Recent statements by the Association on American Indian Affairs have called for museums not to exhibit and auction houses to cease sales of a wide range of Native American objects in commercial circulation, unless exhibition or sale is approved by tribes. ATADA, the largest U.S. organization of dealers in antique and contemporary Native American and global ethnographic art, objects strongly to these statements, which we believe will harm the legitimate art trade, Native artisans, and the American public.
The 140 years of lawful trade and production of tribal arts cannot be denied or dismissed. Working together, recognition of the legitimate trade can be a platform for public education and can spur legislative action helping tribes. ATADA worked in cooperation with tribes in submitting legislation to Congress in 2018, and will do so again. As ATADA has demonstrated in its public education programming, educating the public on art should be combined with education on tribal values.
Native peoples have suffered greatly from past government policies that included brutal suppression of traditional life-ways and forced assimilation. Loss of cultural artifacts in the past should not obscure current issues, including the taking of tribes’ economic resources, such as oil, gas, and minerals that deserve the attention of all Americans.
The art trade is committed to responsible due diligence, professional practices and following the law.
U.S. museums, dealers, and private collectors have both goodwill and a desire for cooperative future work with tribes. Auction houses and art dealers are ready to listen and to learn. The President and Board of Directors of ATADA express their willingness to work together with sovereign tribes to find a shared path that benefits both Native American peoples and the entire American public.
ATADA is committed to working together with Indian tribes to preserve objects of religious importance in tribal hands. ATADA was the first organization to bring large numbers of important objects back to tribes through the ATADA Voluntary Returns Program, returning over 150 ceremonial objects in just the last two years.
ATADA wants to ensure safe, tribal-supervised preservation of ceremonial objects and will work with tribes to bring legislation forward to:
bring objects and ancestral remains under federal government control back to tribes, and
build tribal government capacity by funding cultural offices and developing tribal legislation.
ATADA supports protecting the cultural landscape by reviving tracking mechanisms for damage, theft, and archaeological losses, which the federal government ceased collating in 2011.
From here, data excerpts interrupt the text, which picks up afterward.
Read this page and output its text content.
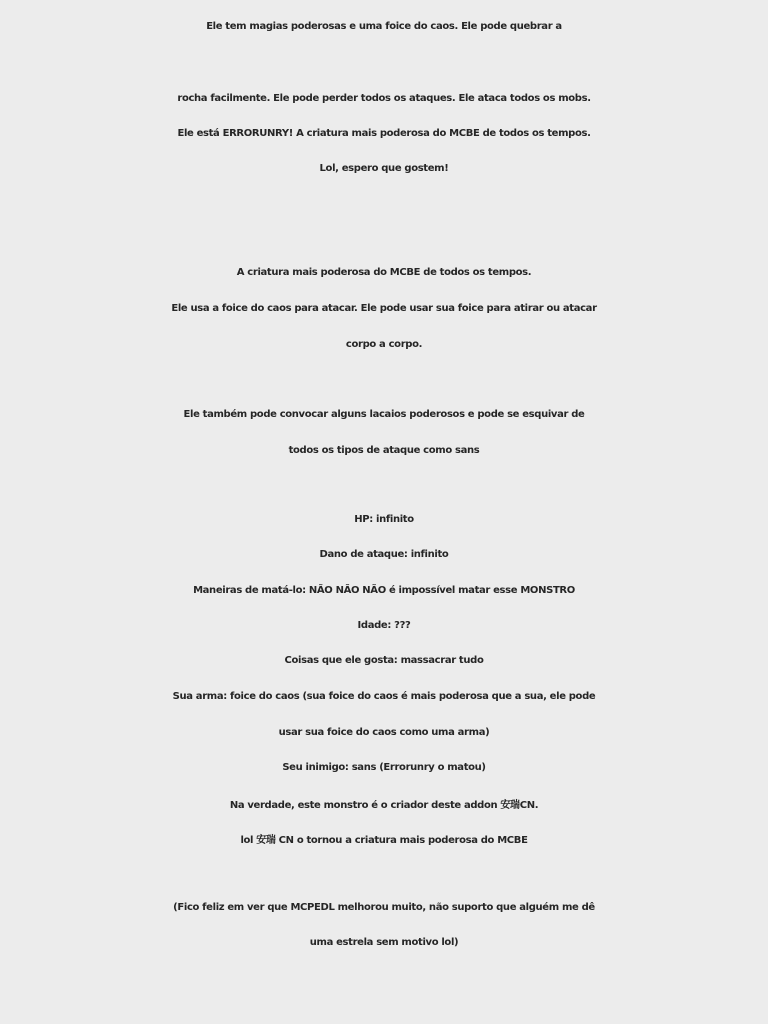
Ele tem magias poderosas e uma foice do caos. Ele pode quebrar a
rocha facilmente. Ele pode perder todos os ataques. Ele ataca todos os mobs.
Ele está ERRORUNRY! A criatura mais poderosa do MCBE de todos os tempos.
Lol, espero que gostem!
A criatura mais poderosa do MCBE de todos os tempos.
Ele usa a foice do caos para atacar. Ele pode usar sua foice para atirar ou atacar
corpo a corpo.
Ele também pode convocar alguns lacaios poderosos e pode se esquivar de
todos os tipos de ataque como sans
HP: infinito
Dano de ataque: infinito
Maneiras de matá-lo: NÃO NÃO NÃO é impossível matar esse MONSTRO
Idade: ???
Coisas que ele gosta: massacrar tudo
Sua arma: foice do caos (sua foice do caos é mais poderosa que a sua, ele pode
usar sua foice do caos como uma arma)
Seu inimigo: sans (Errorunry o matou)
Na verdade, este monstro é o criador deste addon 安瑞CN.
lol 安瑞 CN o tornou a criatura mais poderosa do MCBE
(Fico feliz em ver que MCPEDL melhorou muito, não suporto que alguém me dê
uma estrela sem motivo lol)
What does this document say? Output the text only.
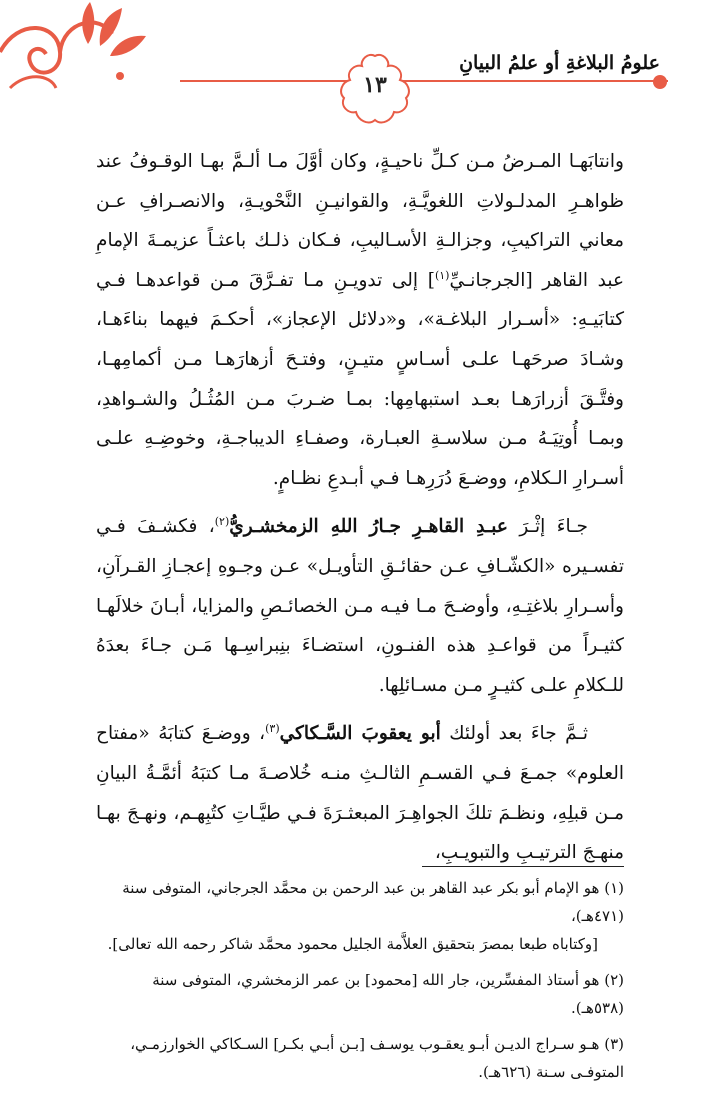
علومُ البلاغةِ أو علمُ البيانِ
١٣

وانتابَهـا المـرضُ مـن كـلِّ ناحيـةٍ، وكان أوَّلَ مـا ألـمَّ بهـا الوقـوفُ عند ظواهـرِ المدلـولاتِ اللغويَّـةِ، والقوانيـنِ النَّحْويـةِ، والانصـرافِ عـن معاني التراكيبِ، وجزالـةِ الأسـاليبِ، فـكان ذلـك باعثـاً عزيمـةَ الإمامِ عبد القاهر [الجرجانـيِّ$^{(١)}$] إلى تدويـنِ مـا تفـرَّقَ مـن قواعدهـا فـي كتابَيـهِ: «أسـرار البلاغـة»، و«دلائل الإعجاز»، أحكـمَ فيهما بناءَهـا، وشـادَ صرحَهـا علـى أسـاسٍ متيـنٍ، وفتـحَ أزهارَهـا مـن أكمامِهـا، وفتَّـقَ أزرارَهـا بعـد استبهامِها: بمـا ضـربَ مـن المُثُـلُ والشـواهدِ، وبمـا أُوتِيَـهُ مـن سلاسـةِ العبـارة، وصفـاءِ الديباجـةِ، وخوضِـهِ علـى أسـرارِ الـكلامِ، ووضـعَ دُرَرِهـا فـي أبـدعِ نظـامٍ.

جـاءَ إثْـرَ عبـدِ القاهـرِ جـارُ اللهِ الزمخشـريُّ$^{(٢)}$، فكشـفَ فـي تفسـيره «الكشّـافِ عـن حقائـقِ التأويـل» عـن وجـوهِ إعجـازِ القـرآنِ، وأسـرارِ بلاغتِـهِ، وأوضـحَ مـا فيـه مـن الخصائـصِ والمزايا، أبـانَ خلالَهـا كثيـراً من قواعـدِ هذه الفنـونِ، استضـاءَ بنِبراسِـها مَـن جـاءَ بعدَهُ للـكلامِ علـى كثيـرٍ مـن مسـائلِها.

ثـمَّ جاءَ بعد أولئك أبو يعقوبَ السَّـكاكي$^{(٣)}$، ووضـعَ كتابَهُ «مفتاح العلوم» جمـعَ فـي القسـمِ الثالـثِ منـه خُلاصـةَ مـا كتبَهُ أئمَّـةُ البيانِ مـن قبلِهِ، ونظـمَ تلكَ الجواهِـرَ المبعثـرَةَ فـي طيَّـاتِ كتُبِهـم، ونهـجَ بهـا منهـجَ الترتيـبِ والتبويـبِ،

(١) هو الإمام أبو بكر عبد القاهر بن عبد الرحمن بن محمَّد الجرجاني، المتوفى سنة (٤٧١هـ)،
[وكتاباه طبعا بمصرَ بتحقيق العلاَّمة الجليل محمود محمَّد شاكر رحمه الله تعالى].

(٢) هو أستاذ المفسِّرين، جار الله [محمود] بن عمر الزمخشري، المتوفى سنة (٥٣٨هـ).

(٣) هـو سـراج الديـن أبـو يعقـوب يوسـف [بـن أبـي بكـر] السـكاكي الخوارزمـي، المتوفـى سـنة (٦٢٦هـ).
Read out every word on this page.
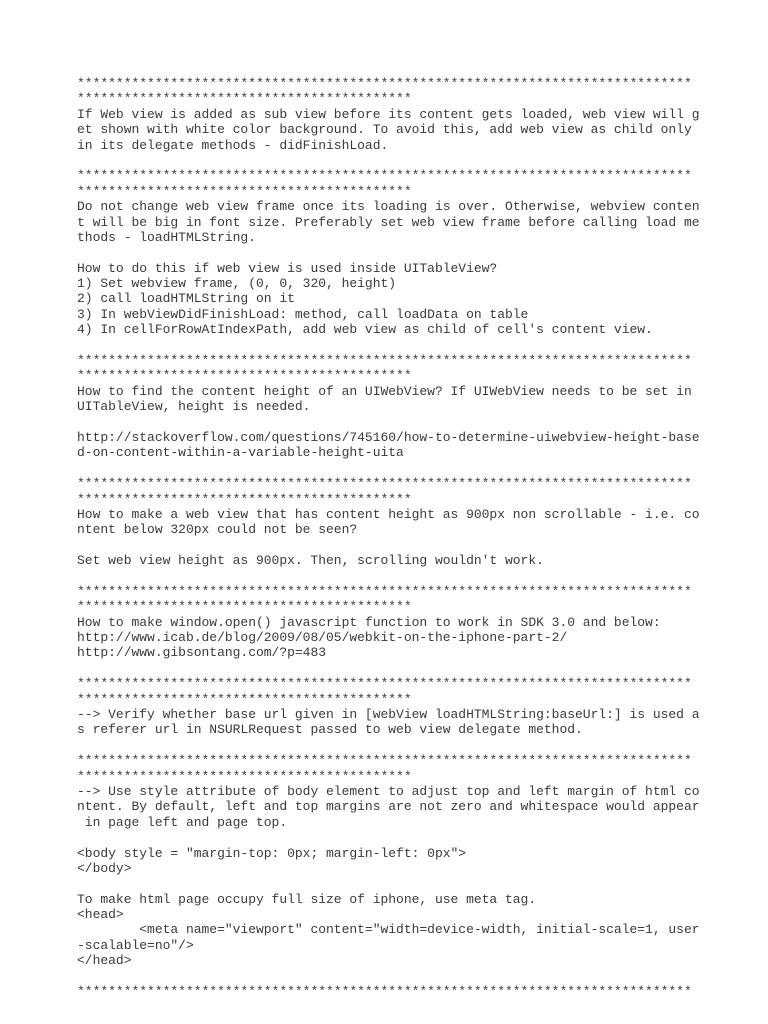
*******************************************************************************
*******************************************
If Web view is added as sub view before its content gets loaded, web view will g
et shown with white color background. To avoid this, add web view as child only
in its delegate methods - didFinishLoad.

*******************************************************************************
*******************************************
Do not change web view frame once its loading is over. Otherwise, webview conten
t will be big in font size. Preferably set web view frame before calling load me
thods - loadHTMLString.

How to do this if web view is used inside UITableView?
1) Set webview frame, (0, 0, 320, height)
2) call loadHTMLString on it
3) In webViewDidFinishLoad: method, call loadData on table
4) In cellForRowAtIndexPath, add web view as child of cell's content view.

*******************************************************************************
*******************************************
How to find the content height of an UIWebView? If UIWebView needs to be set in
UITableView, height is needed.

http://stackoverflow.com/questions/745160/how-to-determine-uiwebview-height-base
d-on-content-within-a-variable-height-uita

*******************************************************************************
*******************************************
How to make a web view that has content height as 900px non scrollable - i.e. co
ntent below 320px could not be seen?

Set web view height as 900px. Then, scrolling wouldn't work.

*******************************************************************************
*******************************************
How to make window.open() javascript function to work in SDK 3.0 and below:
http://www.icab.de/blog/2009/08/05/webkit-on-the-iphone-part-2/
http://www.gibsontang.com/?p=483

*******************************************************************************
*******************************************
--> Verify whether base url given in [webView loadHTMLString:baseUrl:] is used a
s referer url in NSURLRequest passed to web view delegate method.

*******************************************************************************
*******************************************
--> Use style attribute of body element to adjust top and left margin of html co
ntent. By default, left and top margins are not zero and whitespace would appear
in page left and page top.

<body style = "margin-top: 0px; margin-left: 0px">
</body>

To make html page occupy full size of iphone, use meta tag.
<head>
<meta name="viewport" content="width=device-width, initial-scale=1, user
-scalable=no"/>
</head>

*******************************************************************************
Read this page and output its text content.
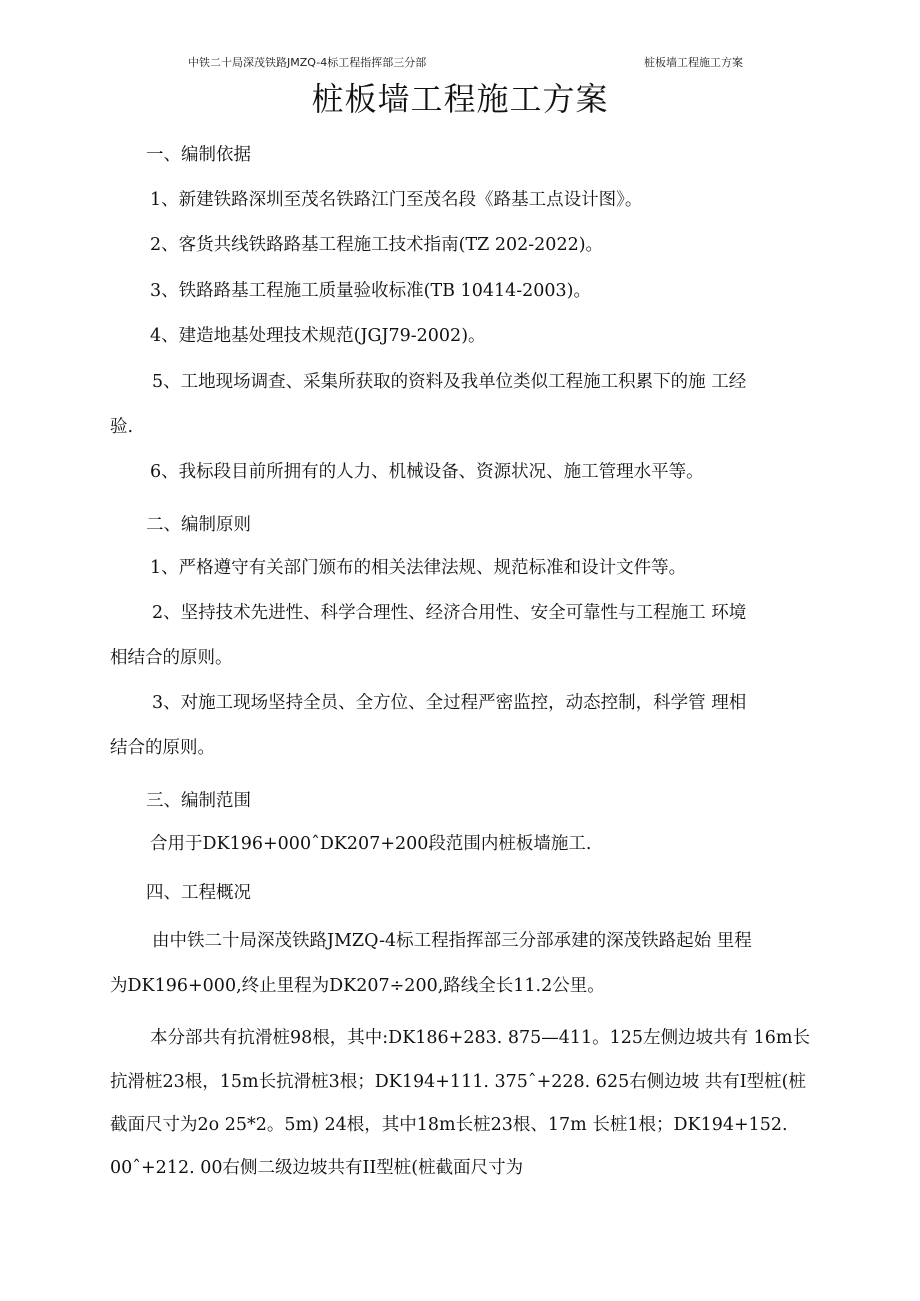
中铁二十局深茂铁路JMZQ-4标工程指挥部三分部	桩板墙工程施工方案
桩板墙工程施工方案
一、编制依据
1、新建铁路深圳至茂名铁路江门至茂名段《路基工点设计图》。
2、客货共线铁路路基工程施工技术指南(TZ 202-2022)。
3、铁路路基工程施工质量验收标准(TB 10414-2003)。
4、建造地基处理技术规范(JGJ79-2002)。
5、工地现场调查、采集所获取的资料及我单位类似工程施工积累下的施 工经
验.
6、我标段目前所拥有的人力、机械设备、资源状况、施工管理水平等。
二、编制原则
1、严格遵守有关部门颁布的相关法律法规、规范标准和设计文件等。
2、坚持技术先进性、科学合理性、经济合用性、安全可靠性与工程施工 环境
相结合的原则。
3、对施工现场坚持全员、全方位、全过程严密监控，动态控制，科学管 理相
结合的原则。
三、编制范围
合用于DK196+000ˆDK207+200段范围内桩板墙施工.
四、工程概况
由中铁二十局深茂铁路JMZQ-4标工程指挥部三分部承建的深茂铁路起始 里程
为DK196+000,终止里程为DK207÷200,路线全长11.2公里。
本分部共有抗滑桩98根，其中:DK186+283. 875—411。125左侧边坡共有 16m长
抗滑桩23根，15m长抗滑桩3根；DK194+111. 375ˆ+228. 625右侧边坡 共有I型桩(桩
截面尺寸为2o 25*2。5m) 24根，其中18m长桩23根、17m 长桩1根；DK194+152.
00ˆ+212. 00右侧二级边坡共有II型桩(桩截面尺寸为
Achieving these important goals requires cooperation, dealing with the facts, and staying within the parameters of U.S. law. The Native American Graves Protection and Repatriation Act (NAGPRA) and the Archaeological Resources Protection Act (ARPA) were expressly designed to preserve sites and monuments, and to address the wrongful taking of Indian ancestral remains, objects used in current religious ceremonies, and communally-owned cultural patrimony. Neither law covered objects made for individuals or for lawful trade. Neither law discouraged collection of Indian art in general. In fact, one of ARPA’s purposes was to foster cooperation between the government, archaeologists, and private individuals holding collections of Native American art. (16 U.S.C. § 470aa(a)(4)).